I was using this configuration (which I think came default with Laravel#5.2.43)
protected $middleware = [
\Illuminate\Foundation\Http\Middleware\CheckForMaintenanceMode::class,
];
protected $middlewareGroups = [
'web' => [
\App\Http\Middleware\EncryptCookies::class,
\Illuminate\Cookie\Middleware\AddQueuedCookiesToResponse::class,
\Illuminate\Session\Middleware\StartSession::class,
\Illuminate\View\Middleware\ShareErrorsFromSession::class,
\App\Http\Middleware\VerifyCsrfToken::class,
],
'api' => [
'throttle:60,1',
],
];
protected $routeMiddleware = [
'auth' => \App\Http\Middleware\Authenticate::class,
'auth.basic' => \Illuminate\Auth\Middleware\AuthenticateWithBasicAuth::class,
'can' => \Illuminate\Foundation\Http\Middleware\Authorize::class,
'guest' => \App\Http\Middleware\RedirectIfAuthenticated::class,
'throttle' => \Illuminate\Routing\Middleware\ThrottleRequests::class,
];
I changed the configuration which worked for me and the $errors variable's count is not zero (also the above middleware ran only once per request)
protected $middleware = [
\Illuminate\Session\Middleware\StartSession::class,
\Illuminate\Foundation\Http\Middleware\CheckForMaintenanceMode::class,
];
protected $middlewareGroups = [
'web' => [
\App\Http\Middleware\EncryptCookies::class,
\Illuminate\Cookie\Middleware\AddQueuedCookiesToResponse::class,
\Illuminate\View\Middleware\ShareErrorsFromSession::class,
\App\Http\Middleware\VerifyCsrfToken::class,
],
'api' => [
'throttle:60,1',
],
];
protected $routeMiddleware = [
'auth' => \App\Http\Middleware\Authenticate::class,
'auth.basic' => \Illuminate\Auth\Middleware\AuthenticateWithBasicAuth::class,
'can' => \Illuminate\Foundation\Http\Middleware\Authorize::class,
'guest' => \App\Http\Middleware\RedirectIfAuthenticated::class,
'throttle' => \Illuminate\Routing\Middleware\ThrottleRequests::class,
];
Note:
All my routes are in the web middleware group before and after the Kernel.php configuration change, I didnot move my routes at all from the web middleware group.

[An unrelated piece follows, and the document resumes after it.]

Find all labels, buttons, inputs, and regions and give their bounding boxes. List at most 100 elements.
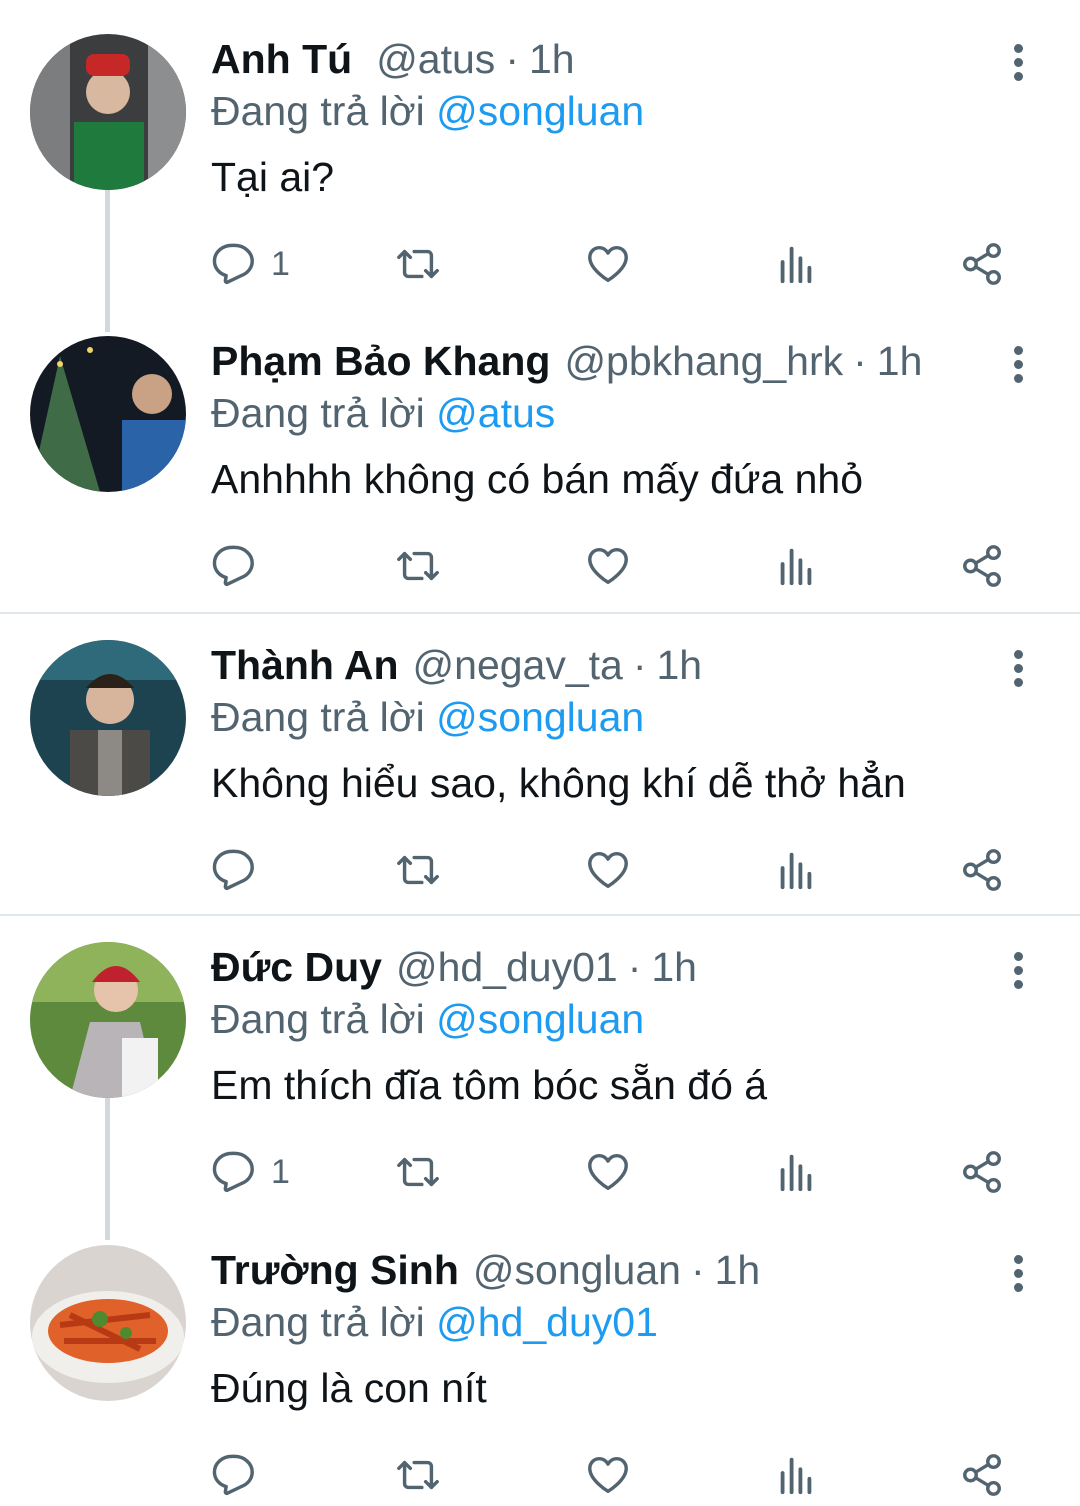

Change #foreach($errors->any() as $error) to #foreach($errors->all() as $error)
in this case laravel 5.2 you can refer may example code and edit your kernal.php file. move this \Illuminate\View\Middleware\ShareErrorsFromSession::class, form middlewareGroups to middleware and add \Illuminate\Session\Middleware\StartSession::class, to middleware
then its work correctly.
Having both Web and API requirements in our application, we did not want to move the middleware around; perhaps that would have worked, however:
We had the very peculiar situation that the flash[] and $errors session data was transmitted correctly between the standard laravel resource methods, store() and edit(), but in some cases the data did not get back across nearly identical methods, storeSale() and editSale().
We found that in our development and deployment environments, the 'file' and 'database' session drivers worked in all cases, but the 'cookie' driver did not.
Switching to the database driver in all instances solved the problem.